The night shaped up to be a great demonstration of just how diverse and contrastive an instrument guitar can be. That was really the beauty of the gig – three guitarist who are so multifarious that there is nothing monotonous about the night. Even Marty Friedman would agree that three of the same would be too much for anybody to endure, but that’s not what happened here.
First to play was Stéphan Forté. He appeared on stage with a seven string lag guitar, having previously played with Progressive Metal band, Adagio, it is clear that he has abandoned his metal roots. He passionately performed through all of his set. His tone is at times eerie but always retains it heaviness both in the riffs and solos. If there was any fear that it wouldn’t as engaging of a set without vocals, those fears were certainly quelled. It’s clear from listening to The Shadows Compendium and then seeing it played live that Forté has a wide range of influences outside of the metal genre. There is definitely a strong classical influence in his playing. He demonstrated really expressive and dynamic playing in his set.
Next to play was Yossi Sassi. With his Middle Eastern roots, he brought something completely new to the set. He arrived out on stage with an impressive double neck guitar. Sassi has been referred to as a ‘Pioneer of Oriental metal’, and this is really indisputable when you see him play live. Having played in Orphaned Land and been the brain behind most of its creations, Sassi’s solo career is really his own sole expression. Sassi has created his own personal kind of progressive rock to the scene. It was his first time to play in Dublin and judging by the response he received, he will definitely have a more followers. Sassi was the only one out of the three to bring vocals into the mix. While oftentimes softer sounding than the others, he still managed to bring some heaviness to the set.

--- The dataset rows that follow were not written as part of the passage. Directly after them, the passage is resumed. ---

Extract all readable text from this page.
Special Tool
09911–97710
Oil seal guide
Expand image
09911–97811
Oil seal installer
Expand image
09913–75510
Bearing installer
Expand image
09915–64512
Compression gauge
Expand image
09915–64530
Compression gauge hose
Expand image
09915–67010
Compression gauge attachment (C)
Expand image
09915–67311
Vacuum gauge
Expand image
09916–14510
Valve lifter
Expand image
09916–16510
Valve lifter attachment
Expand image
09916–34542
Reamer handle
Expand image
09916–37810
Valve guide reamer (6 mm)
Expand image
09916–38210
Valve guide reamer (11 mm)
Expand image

Then it was time for the highly anticipated appearance of Marty Friedman. There was naturally a huge interest in him, especially from the large number of Megadeth fans in Dublin. I think the majority of people there to see Marty were there to see what he had come up with since his days in Megadeth.
His set was highly energetic with his own drummer providing a lot of entertainment for the crowd. Marty is still as heavy as ever with his speedy picking and his shredding guitar solos. The influence of Japan is prominent in his music and any sceptics out there I think Marty showed them that he’s still got it. He played a lot of material from Tokyo Jukebox 1 as opposed to Tokyo Jukebox 2 and introducing us to his anthem the Ballad of the Barbie Bandits was a sure crowd pleaser. With everything from guitar-offs to the insanity of the drummer the night was a success and it was great to see Marty doing what he does best.